La falta de recursos, el hambre, las peleas internas y la hostilidad de los querandíes corrieron a los españoles; algunos se dirigieron hacia la recientemente fundada ciudad de Asunción, otros, como el propio Mendoza, regresaron a España. Antes de irse, don Pedro le dejó su adelantazgo a Juan de Ayolas aclarando que en su ausencia gobernaría Ruiz Galán.
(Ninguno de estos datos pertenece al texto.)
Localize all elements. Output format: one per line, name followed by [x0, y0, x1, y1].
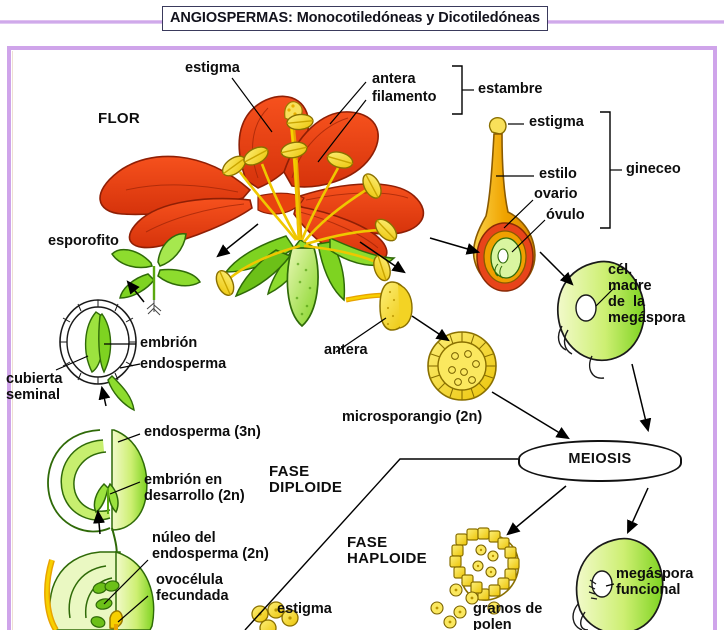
fertilised-ovule-illustration [44, 550, 155, 630]
anther-detached-illustration [345, 281, 413, 331]
microsporangium-illustration [427, 331, 497, 401]
gynoecium-illustration [472, 117, 536, 292]
label-embrion-desarrollo: embrión en desarrollo (2n) [144, 472, 245, 504]
leader-nucleo-endosperma [103, 559, 149, 605]
arrow-ovule-to-endosperm [93, 509, 105, 535]
label-microsporangio: microsporangio (2n) [342, 409, 483, 425]
arrow-seed-to-seedling [126, 280, 145, 303]
leader-endosperma-3n [117, 433, 141, 443]
leader-ovocelula [117, 595, 149, 623]
arrow-flower-to-anther [359, 241, 406, 274]
label-cubierta-seminal: cubierta seminal [6, 371, 63, 403]
arrow-anther-to-microsporangium [411, 315, 450, 342]
arrow-flower-to-seedling [216, 223, 259, 258]
leader-filamento [317, 99, 367, 163]
functional-megaspore-illustration [572, 537, 664, 630]
label-fase-haploide: FASE HAPLOIDE [347, 534, 427, 567]
label-gineceo: gineceo [626, 161, 681, 177]
leader-cel-madre [595, 287, 615, 307]
label-megaspora-funcional: megáspora funcional [616, 566, 694, 598]
label-nucleo-endosperma: núleo del endosperma (2n) [152, 530, 269, 562]
page-title-text: ANGIOSPERMAS: Monocotiledóneas y Dicotil… [170, 10, 540, 26]
arrow-meiosis-to-pollen [506, 485, 567, 536]
label-fase-diploide: FASE DIPLOIDE [269, 463, 343, 496]
label-estigma-gynoecium: estigma [529, 114, 584, 130]
label-estigma-bottom: estigma [277, 601, 332, 617]
page-frame [7, 46, 717, 630]
arrow-gynoecium-to-megasporemothercell [539, 251, 574, 286]
leader-embrion-desarrollo [109, 481, 141, 495]
leader-endosperma [119, 363, 141, 369]
label-cel-madre-megaspora: cél. madre de la megáspora [608, 262, 686, 326]
bracket-estambre [452, 65, 463, 115]
phase-divider [244, 458, 518, 630]
page-frame-inner [12, 51, 712, 630]
leader-ovulo [511, 219, 546, 253]
leader-antera [329, 81, 367, 125]
leader-cubierta-seminal [55, 355, 89, 371]
leader-estigma-flor [231, 77, 273, 133]
meiosis-node: MEIOSIS [518, 440, 682, 482]
arrow-endosperm-to-seed [98, 385, 111, 407]
label-estambre: estambre [478, 81, 543, 97]
label-endosperma: endosperma [140, 356, 227, 372]
arrow-flower-to-gynoecium [429, 237, 481, 255]
label-granos-de-polen: granos de polen [473, 601, 543, 630]
arrow-mothercell-to-meiosis [631, 363, 652, 433]
label-flor: FLOR [98, 110, 141, 127]
leader-ovario [503, 199, 534, 229]
label-endosperma-3n: endosperma (3n) [144, 424, 261, 440]
label-filamento: filamento [372, 89, 437, 105]
pollen-grains-illustration [430, 527, 520, 629]
page-title: ANGIOSPERMAS: Monocotiledóneas y Dicotil… [162, 6, 548, 31]
label-estilo: estilo [539, 166, 577, 182]
label-ovocelula-fecundada: ovocélula fecundada [156, 572, 229, 604]
label-esporofito: esporofito [48, 233, 119, 249]
label-estigma-flower: estigma [185, 60, 240, 76]
label-ovario: ovario [534, 186, 578, 202]
label-antera-mid: antera [324, 342, 368, 358]
bracket-gineceo [600, 111, 611, 229]
leader-megaspora-funcional [605, 583, 615, 587]
label-antera-top: antera [372, 71, 416, 87]
endosperm-seed-illustration [47, 429, 148, 561]
arrow-microsporangium-to-meiosis [491, 391, 570, 440]
arrow-meiosis-to-megaspore [627, 487, 649, 535]
seed-with-embryo-illustration [59, 299, 137, 412]
flower-illustration [99, 95, 425, 328]
label-embrion: embrión [140, 335, 198, 351]
leader-antera-mid [335, 317, 387, 353]
label-ovulo: óvulo [546, 207, 585, 223]
megaspore-mother-cell-illustration [556, 260, 646, 379]
meiosis-label: MEIOSIS [568, 451, 632, 467]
En su “pliego de mortaja” decía: “Sabéis que no tengo qué comer en España si no es la hacienda que tengo que vender y toda mi esperanza es en Dios, en vos, por eso mira, pues os dejo por hijo y con cargo tan honrado que no me olvidéis pues me voy con seis o siete llagas en el cuerpo, cuatro en la cabeza y otra en la mano que no me deja escribir ni aún firmar… Y si Dios os diera alguna joya o alguna piedra no dejéis de enviármela por que tenga algún remedio de mis trabajos y mis llagas”. Pero nada de esto recibió: murió en alta mar, a bordo de la Magdalena, el 23 de junio de 1537. Según el deán Funes, “el antiguo crédito de Mendoza fue más bien obra de la fortuna que de la naturaleza. Cuando aquella lo abandonó, desapareció su heroísmo, y sólo quedaron sus flaquezas. Sin genio, sin talento, sin valor, y lo que es más, sujeto a las pequeñeces de las pasiones que envilecen al último pueblo, no había nacido para grandes designios”.
La expedición de Mendoza, apadrinada como ninguna por el emperador, había terminado en un rotundo fracaso. Buenos Aires fue completamente despoblada en 1541. Era la derrota más notable que había sufrido el Imperio Universal de Carlos V en las Indias y había sido infligida, como decía un cronista, por “unos salvajes que no reconocían las más mínimas normas de la propiedad privada por no tener costumbre de apropiarse de las cosas propias ni ajenas”.